Poitiers, Beaulieu, 21 septembre 2014

Matthieu 20:1-16

Chers frères et soeurs,

en ce début d’année académique, nous voici confronté avec un texte qui nous parle du temps de travail et de rétribution, au moins au premier abord.

Je pense que je ne suis pas le seul à être atteint de ce syndrome qu’on nomme joliment procrastination. Attendre le presque dernier moment pour faire ce qu’il y a à faire. Mais pourtant il ne s’agit nécessairement d’être à ne rien faire pendant toute le journée et ne commencer à travailler qu’à la onzième heure, mais plutôt de ne se mettre en route que lorsque cela devient indispensable. Un peu comme si inconsciemment il fallait cette dose de stress qui aurait très facilement pu être évitée.
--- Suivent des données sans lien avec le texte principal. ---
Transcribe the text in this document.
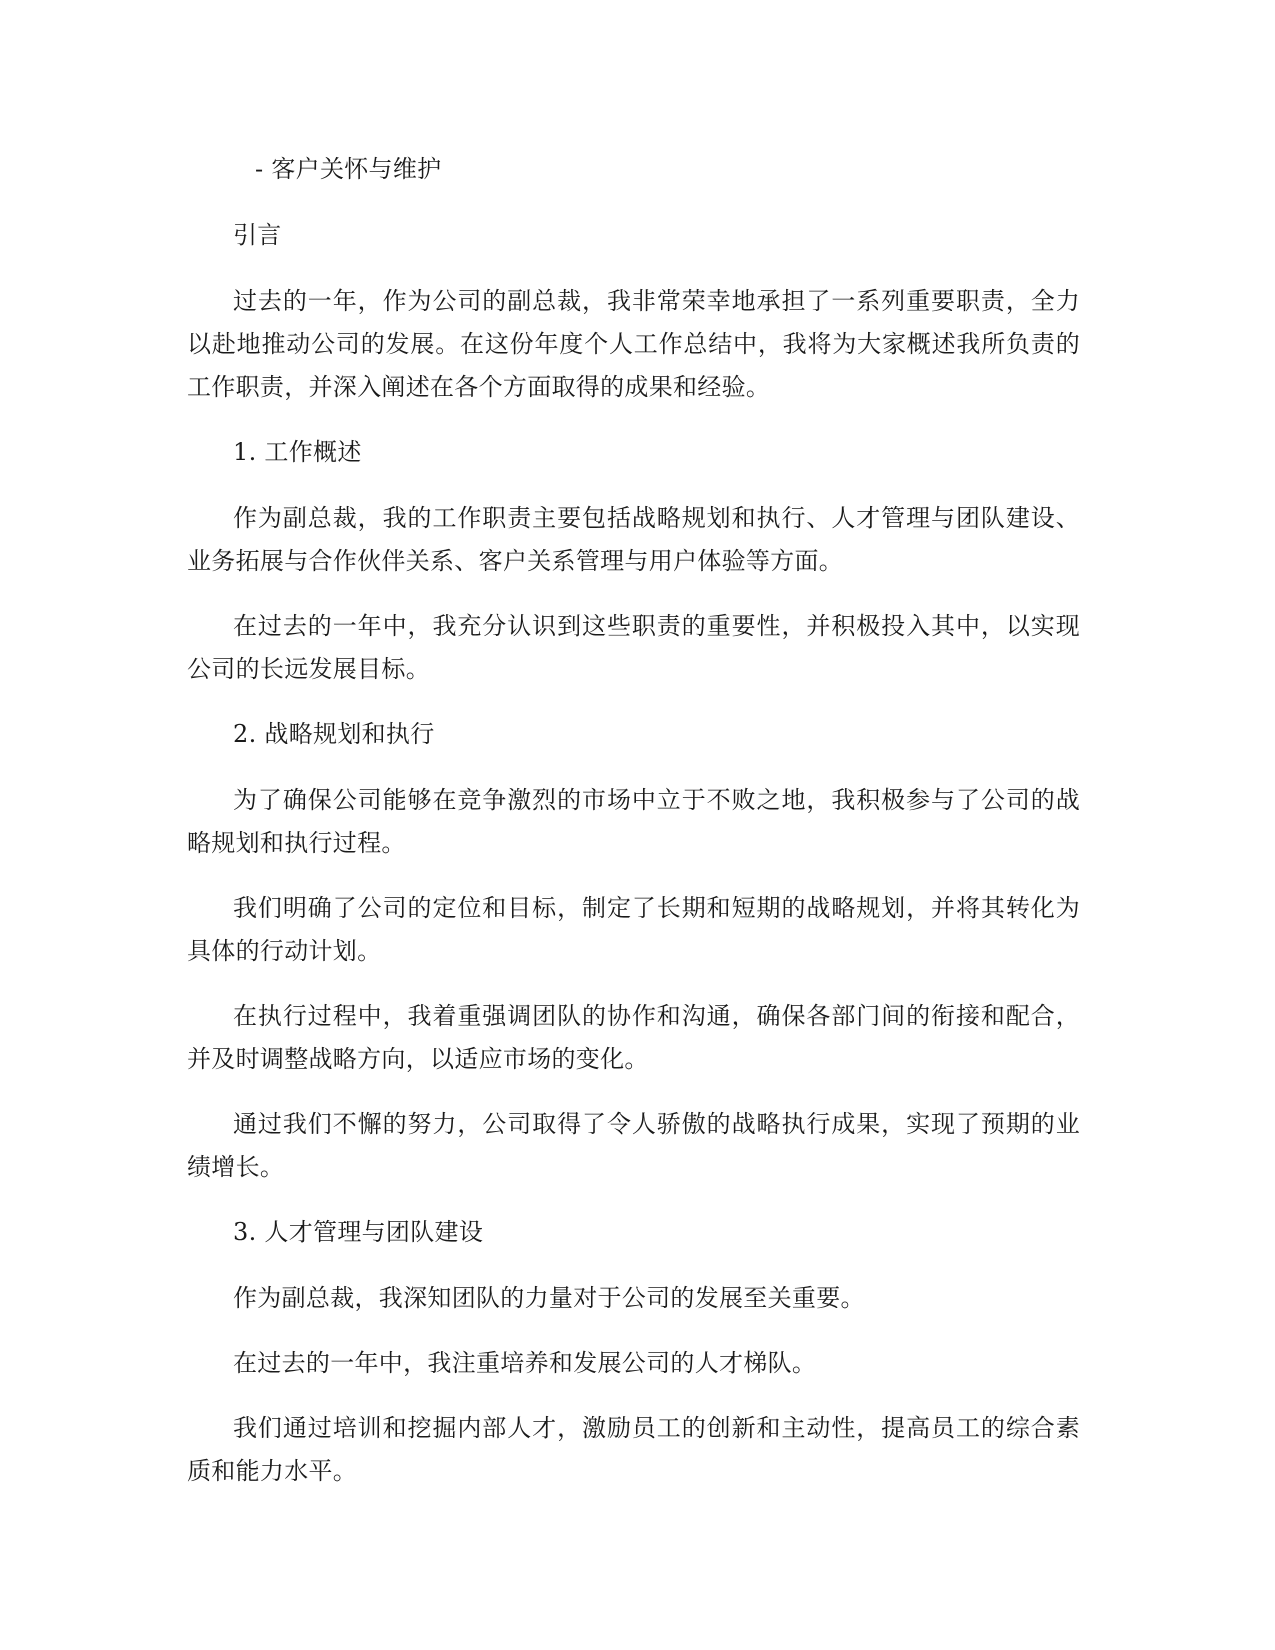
- 客户关怀与维护

引言

过去的一年，作为公司的副总裁，我非常荣幸地承担了一系列重要职责，全力以赴地推动公司的发展。在这份年度个人工作总结中，我将为大家概述我所负责的工作职责，并深入阐述在各个方面取得的成果和经验。

1. 工作概述

作为副总裁，我的工作职责主要包括战略规划和执行、人才管理与团队建设、业务拓展与合作伙伴关系、客户关系管理与用户体验等方面。

在过去的一年中，我充分认识到这些职责的重要性，并积极投入其中，以实现公司的长远发展目标。

2. 战略规划和执行

为了确保公司能够在竞争激烈的市场中立于不败之地，我积极参与了公司的战略规划和执行过程。

我们明确了公司的定位和目标，制定了长期和短期的战略规划，并将其转化为具体的行动计划。

在执行过程中，我着重强调团队的协作和沟通，确保各部门间的衔接和配合，并及时调整战略方向，以适应市场的变化。

通过我们不懈的努力，公司取得了令人骄傲的战略执行成果，实现了预期的业绩增长。

3. 人才管理与团队建设

作为副总裁，我深知团队的力量对于公司的发展至关重要。

在过去的一年中，我注重培养和发展公司的人才梯队。

我们通过培训和挖掘内部人才，激励员工的创新和主动性，提高员工的综合素质和能力水平。
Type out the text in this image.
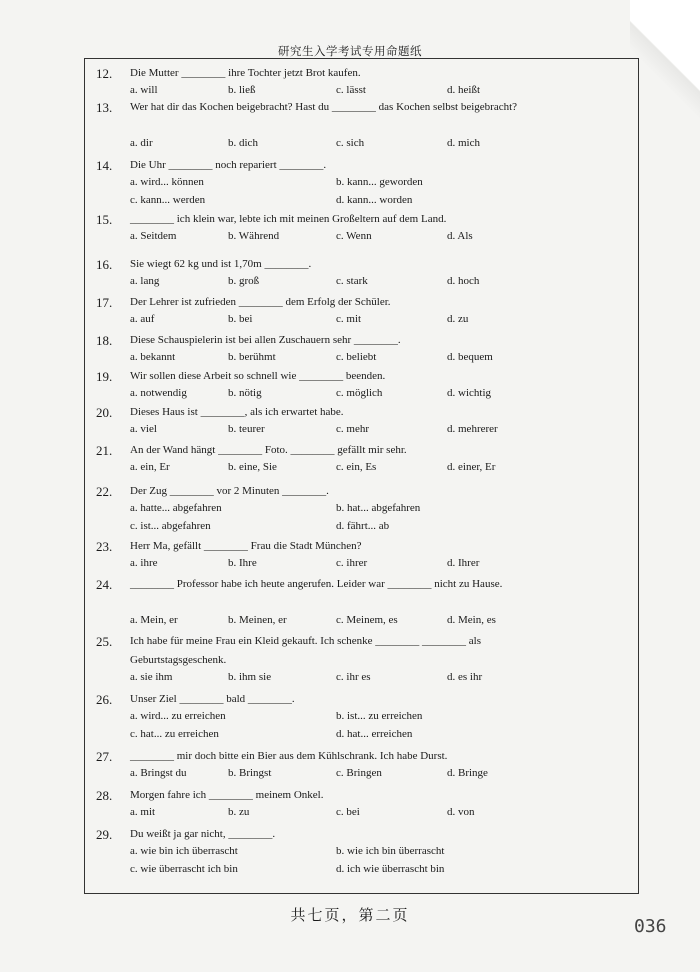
研究生入学考试专用命题纸
12. Die Mutter ________ ihre Tochter jetzt Brot kaufen.
a. will	b. ließ	c. lässt	d. heißt
13. Wer hat dir das Kochen beigebracht? Hast du ________ das Kochen selbst beigebracht?
a. dir	b. dich	c. sich	d. mich
14. Die Uhr ________ noch repariert ________.
a. wird... können	b. kann... geworden
c. kann... werden	d. kann... worden
15. ________ ich klein war, lebte ich mit meinen Großeltern auf dem Land.
a. Seitdem	b. Während	c. Wenn	d. Als
16. Sie wiegt 62 kg und ist 1,70m ________.
a. lang	b. groß	c. stark	d. hoch
17. Der Lehrer ist zufrieden ________ dem Erfolg der Schüler.
a. auf	b. bei	c. mit	d. zu
18. Diese Schauspielerin ist bei allen Zuschauern sehr ________.
a. bekannt	b. berühmt	c. beliebt	d. bequem
19. Wir sollen diese Arbeit so schnell wie ________ beenden.
a. notwendig	b. nötig	c. möglich	d. wichtig
20. Dieses Haus ist ________, als ich erwartet habe.
a. viel	b. teurer	c. mehr	d. mehrerer
21. An der Wand hängt ________ Foto. ________ gefällt mir sehr.
a. ein, Er	b. eine, Sie	c. ein, Es	d. einer, Er
22. Der Zug ________ vor 2 Minuten ________.
a. hatte... abgefahren	b. hat... abgefahren
c. ist... abgefahren	d. fährt... ab
23. Herr Ma, gefällt ________ Frau die Stadt München?
a. ihre	b. Ihre	c. ihrer	d. Ihrer
24. ________ Professor habe ich heute angerufen. Leider war ________ nicht zu Hause.
a. Mein, er	b. Meinen, er	c. Meinem, es	d. Mein, es
25. Ich habe für meine Frau ein Kleid gekauft. Ich schenke ________ ________ als Geburtstagsgeschenk.
a. sie ihm	b. ihm sie	c. ihr es	d. es ihr
26. Unser Ziel ________ bald ________.
a. wird... zu erreichen	b. ist... zu erreichen
c. hat... zu erreichen	d. hat... erreichen
27. ________ mir doch bitte ein Bier aus dem Kühlschrank. Ich habe Durst.
a. Bringst du	b. Bringst	c. Bringen	d. Bringe
28. Morgen fahre ich ________ meinem Onkel.
a. mit	b. zu	c. bei	d. von
29. Du weißt ja gar nicht, ________.
a. wie bin ich überrascht	b. wie ich bin überrascht
c. wie überrascht ich bin	d. ich wie überrascht bin
共七页，第二页	036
Vous me direz que ce n’est pas le sujet de cette parabole, et vous avez sans doute raison. Et pourtant, nous avons ici affaire à un homme, maître de maison, comme le dit le dit le texte, comme pour insister sur le fait qu’il s’agit ici d’un homme, à un maître de maison donc, qui a une vigne et qui de bon matin sort de chez lui et se rend là où les ouvriers journaliers attendent pour embaucher des ouvriers pour sa vigne. Il y a donc tant de travail, et du travail urgent. Qu’est ce qui me fait dire ça ? Il sort à plusieurs reprises dans la journée, et à chaque fois continue d’envoyer des ouvriers supplémentaires dans sa vigne, un peu comme un chef d’entreprise ferait appel à une agence d’intérim pour compléter son équipe afin de satisfaire une commande pressante. Est-ce qu’il s’agit d’entretien de la vigne qu’il devient urgent de faire, ou bien de la vendange qui elle par nature ne supporte pas de délai et ne peut pas être faite en avance ? Donc, il n’y a peut-être pas ici de procrastination, mais une tâche à accomplir, qui nécessite des bras, beaucoup de bras.

Il faut noter que notre exploitant viticulteur procède de deux manières différentes, ce qui va conduire à la fin à quelques incompréhensions.

La première fois, il procède selon les règles. Il se rend à l’endroit habituel, une sorte de bourse du travail, et il négocie avec les ouvriers. Ils arrivent à un accord sur le salaire journalier, d’ailleurs la somme traditionnelle, un denier par jour. Tope-là. L’affaire est conclue. Les ouvriers sont envoyés à la vigne, missionnés à la vigne, comme les Apôtres sont envoyés. Ils y vont, et remplissent leur mission, comme on parle en intérim.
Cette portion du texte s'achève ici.